Why did you give him a positive feedback before getting another phone? If you are not satisfied, you should not give positive feedback till the time you are satisfied. In such scenarios people usually get a replacement, use it for a day or so and then they give positive feedback. 

When you give positive feedback, you acknowledge that you are satisfied with the product and you are satisfied with the dealer. Do you see how this works? You go to the police or to a lawyer and when you say that you have given a positive feedback for a product that you have received, hence the case is dismissed. He is a seller, not a manufacturer. 

This is how they will interpret your case: You saw a chinese phone (for 4k??) from online and you bought it. You got the product and you gave positive feedback. You later regretted the purchase and therefore trying your best to hassle the dealer.


----------



## esumitkumar (Oct 2, 2010)

@Sorcerer..I am hassling the dealer ???? hahhaha..wat a joke 

That Ra$cal Adesh assured me before giving -ve rating "plz sir..ebay k thru replace mat karna.....usme kaafi time lag jata hai..plz give me +ve rating and I will replace the phone

What option did I have then ? keeping that crap chinese fone or replacing as the dealer said ??? U TELL !


----------



## ico (Oct 2, 2010)

First let him replace the fone and then give him a positive rating. He got a positive feedback from your mouth itself and could easily use it to get away even if he is contacted by police.


----------



## esumitkumar (Oct 2, 2010)

I agree mera fault tha that I got into his sweet talks..par ab kya ho sakta hai ...ab to fone ka replacement bhi nahin mila aur na hee paise


----------



## The Sorcerer (Oct 2, 2010)

esumitkumar said:


> What option did I have then ? keeping that crap chinese fone or replacing as the dealer said ??? U TELL !

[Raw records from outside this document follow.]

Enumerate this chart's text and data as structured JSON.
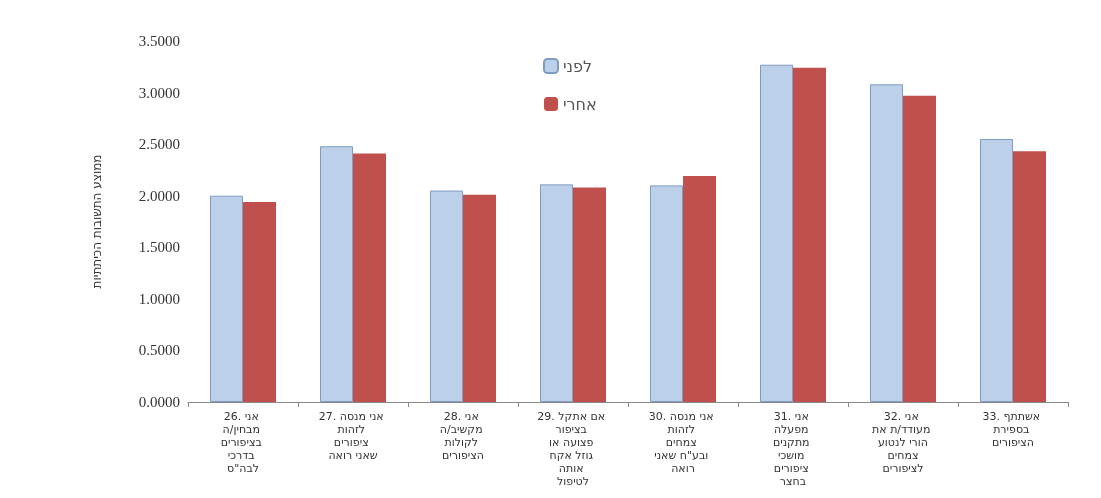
{
  "chart_data": {
    "type": "bar",
    "ylabel": "ממוצע התשובות הכיתתיות",
    "categories": [
      "26. אני מבחין/ה בציפורים בדרכי לבה\"ס",
      "27. אני מנסה לזהות ציפורים שאני רואה",
      "28. אני מקשיב/ה לקולות הציפורים",
      "29. אם אתקל בציפור פצועה או גוזל אקח אותה לטיפול",
      "30. אני מנסה לזהות צמחים ובע\"ח שאני רואה",
      "31. אני מפעלה מתקנים מושכי ציפורים בחצר",
      "32. אני מעודד/ת את הורי לנטוע צמחים לציפורים",
      "33. אשתתף בספירת הציפורים"
    ],
    "series": [
      {
        "name": "לפני",
        "color": "#bcd0ea",
        "values": [
          2.0,
          2.48,
          2.05,
          2.11,
          2.1,
          3.27,
          3.08,
          2.55
        ]
      },
      {
        "name": "אחרי",
        "color": "#c0504d",
        "values": [
          1.94,
          2.41,
          2.01,
          2.08,
          2.19,
          3.24,
          2.97,
          2.43
        ]
      }
    ],
    "ylim": [
      0,
      3.5
    ],
    "yticks": [
      {
        "value": 0,
        "label": "0.0000"
      },
      {
        "value": 0.5,
        "label": "0.5000"
      },
      {
        "value": 1,
        "label": "1.0000"
      },
      {
        "value": 1.5,
        "label": "1.5000"
      },
      {
        "value": 2,
        "label": "2.0000"
      },
      {
        "value": 2.5,
        "label": "2.5000"
      },
      {
        "value": 3,
        "label": "3.0000"
      },
      {
        "value": 3.5,
        "label": "3.5000"
      }
    ],
    "grid": false,
    "legend": "top"
  }
}
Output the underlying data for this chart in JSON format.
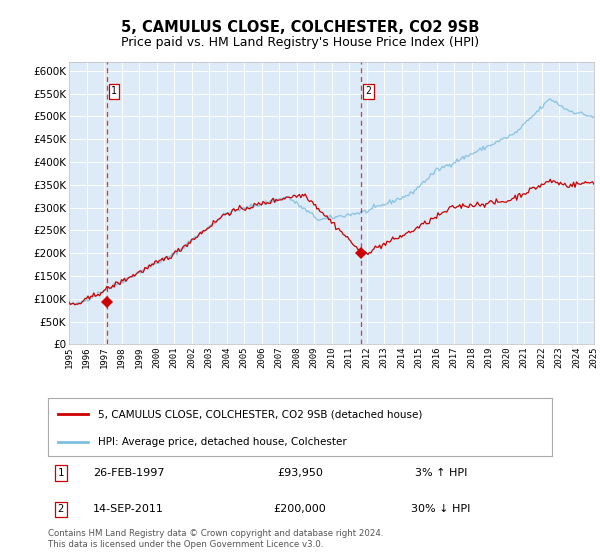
{
  "title": "5, CAMULUS CLOSE, COLCHESTER, CO2 9SB",
  "subtitle": "Price paid vs. HM Land Registry's House Price Index (HPI)",
  "title_fontsize": 10.5,
  "subtitle_fontsize": 9,
  "background_color": "#ddeaf7",
  "hpi_color": "#7fbfdf",
  "price_color": "#cc0000",
  "ylim": [
    0,
    620000
  ],
  "ytick_vals": [
    0,
    50000,
    100000,
    150000,
    200000,
    250000,
    300000,
    350000,
    400000,
    450000,
    500000,
    550000,
    600000
  ],
  "ytick_labels": [
    "£0",
    "£50K",
    "£100K",
    "£150K",
    "£200K",
    "£250K",
    "£300K",
    "£350K",
    "£400K",
    "£450K",
    "£500K",
    "£550K",
    "£600K"
  ],
  "legend_label_price": "5, CAMULUS CLOSE, COLCHESTER, CO2 9SB (detached house)",
  "legend_label_hpi": "HPI: Average price, detached house, Colchester",
  "annotation1_label": "1",
  "annotation1_date": "26-FEB-1997",
  "annotation1_price": "£93,950",
  "annotation1_hpi": "3% ↑ HPI",
  "annotation2_label": "2",
  "annotation2_date": "14-SEP-2011",
  "annotation2_price": "£200,000",
  "annotation2_hpi": "30% ↓ HPI",
  "footer": "Contains HM Land Registry data © Crown copyright and database right 2024.\nThis data is licensed under the Open Government Licence v3.0.",
  "vline1_x": 1997.15,
  "vline2_x": 2011.71,
  "sale1_x": 1997.15,
  "sale1_y": 93950,
  "sale2_x": 2011.71,
  "sale2_y": 200000,
  "xmin": 1995,
  "xmax": 2025
}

Give him a negative feedback- or else you could have threatened him to give a proper cellphone within 5 working days/return the money back or else you will give a negative feedback. This is what negative feedback does to a dealer:
Seller Non-Performance

Have you done some thinking before the money you would have been saved. 
This is what you can do:
#1. Did the cellphone come with any manufacturer's warranty? If yes did you receive a proper bill (not challan)? If you did, you can pull him down to customer court saying that he sold a defective unit and when you asked for a refund/replace as per manufacturer's policy, the seller refused to do so. But if the piece doesn't have any period of manufacturer's warranty mentioned on the box and/or with a proper bill, that option is closed. 

#2. Best you can do i swallow your pride and sweet talk to him. If he does respond and does the needful, count your good luck. If not, let this be a lesson to you and move on.


----------



## esumitkumar (Oct 2, 2010)

that was right ..I should have given him -ve feedback but I was fooled by his talks 

#1 option is closed as he didnt send a bill 

#2 option is closed as he is not responding to my sms/call from my phone or any other phone

so move on


----------